Pero antes de nada tenía que salir de ese maldito ataúd. Aquello era insoportable. ¿Dónde cojones estaba su mujer? ¿Por qué no venía Mario, su colaborador más cercano? ¿Y Fernández, ese abogado repelente y asqueroso, pero tan endiabladamente útil? ¿Por qué no venían ya? ¡Ya! ¡Ya! ¡Ya!

Otro ataque de ira y locura estuvo a punto de dominarle, pero se mordió furioso los labios hasta sangrar e imponerse, gracias al dolor, con el control de sus nervios. Pronto acabaría todo.

Quiso animarse pensando en su última gran jugada, su golpe maestro. Estaba tan orgulloso de su estrategia para deshacerse de Baldisi y su organización que a veces le entraban ganas de reír. Pronto disfrutaría de su éxito y se adueñaría del imperio de su antiguo socio. En la última carga de hachís que Rojo había traído desde Marruecos para los hombres de Luca, había introducido una pastilla que simulaba a las de droga, pero que en realidad era una baliza que le facilitó la Brigada Central de Estupefacientes de la Policía Nacional. El chisme informaba vía satélite a los agentes de los movimientos de la mercancía y, cuando les pareciera el momento adecuado, actuarían y detendrían a todos los miembros de la banda. El plan se había fraguado a lo largo de un año de contactos entre los policías y Rojo. Éste les había facilitado los nombres, teléfonos, direcciones y todos datos que precisaban para llevar a cabo la operación. Sólo faltaba un delito flagrante que redondease las diligencias, y eso estaba a punto de ocurrir gracias a su idea.

De repente, en medio del silencio casi eterno, sonó estridente, pero inconfundible, el timbre de un teléfono móvil. El sobresalto pudo llevarlo a la tumba, aunque ya eso no parecía necesario. Un siniestro resplandor azulado anunciaba el lugar donde alguien había puesto el aparato, en una obertura del acolchado interior de la caja, sobre el vientre de su ocupante. Incapaz de dominar los temblores, Miguel tanteó hasta hacerse con el receptor, y presa de una ansiedad y una excitación indescriptible respondió a la llamada.

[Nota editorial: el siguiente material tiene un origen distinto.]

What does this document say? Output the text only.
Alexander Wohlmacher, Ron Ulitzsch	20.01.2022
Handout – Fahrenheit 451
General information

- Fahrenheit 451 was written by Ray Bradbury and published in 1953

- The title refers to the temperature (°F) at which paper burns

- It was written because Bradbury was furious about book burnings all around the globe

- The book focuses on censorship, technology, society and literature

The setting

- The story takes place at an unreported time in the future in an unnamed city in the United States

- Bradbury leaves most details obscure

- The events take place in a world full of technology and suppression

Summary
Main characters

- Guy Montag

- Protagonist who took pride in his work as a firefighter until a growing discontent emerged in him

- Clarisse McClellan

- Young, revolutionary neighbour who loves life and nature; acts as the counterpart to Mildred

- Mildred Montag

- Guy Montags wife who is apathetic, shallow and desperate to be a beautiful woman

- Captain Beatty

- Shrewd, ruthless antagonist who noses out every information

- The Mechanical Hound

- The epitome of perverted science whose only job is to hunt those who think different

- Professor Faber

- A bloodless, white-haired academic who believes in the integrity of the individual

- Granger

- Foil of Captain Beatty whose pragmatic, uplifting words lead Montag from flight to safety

—¿S....si.....Oiga? Necesito ayuda ¿Me oye? ¿Oiga?

Nadie respondió. El hombre lloraba, pataleaba, y con la mano libre se arañó la cara en un gesto incontrolado de desesperación.

—Hola Miguel.

—¿Hola? ¿Me escucha? Por favor, tiene usted que ayudarme.

—No te canses, Miguel, escúchame tú.

—Por favor, por favor, Luca —había reconocido a su interlocutor— sácame de aquí. Me han encerrado en un ataúd.

—Ya lo sé. He sido yo. Y ahora cállate de una puta vez y escucha. ¿Tú te crees que los demás somos tontos? ¿No pensaste que yo podría tener a alguno de los tuyos a sueldo, igual que tú haces con los míos, y que me han ido informando de tus enredos? ¿No se te ocurrió, tampoco, pensar que el tenista que se folla a tú mujer está a mis órdenes? Gracias a ella nos hemos informado de tus manías, y su ayuda nos ha facilitado mucho las cosas para ponerte donde estás.

—Por favor, Luca, te daré todo lo que quieras...

—No te preocupes, ya no tienes nada que yo no pueda coger. Pero no quiero abusar de tu tiempo. Por cierto, del aire no te preocupes, aunque tienes muchos kilos de hormigón encima, hemos dejado una tubería para que respires sin agobios el tiempo que quieras. Ahora te dejo, Miguel. No puedes hacer llamadas desde ese aparato, así que descansa en paz.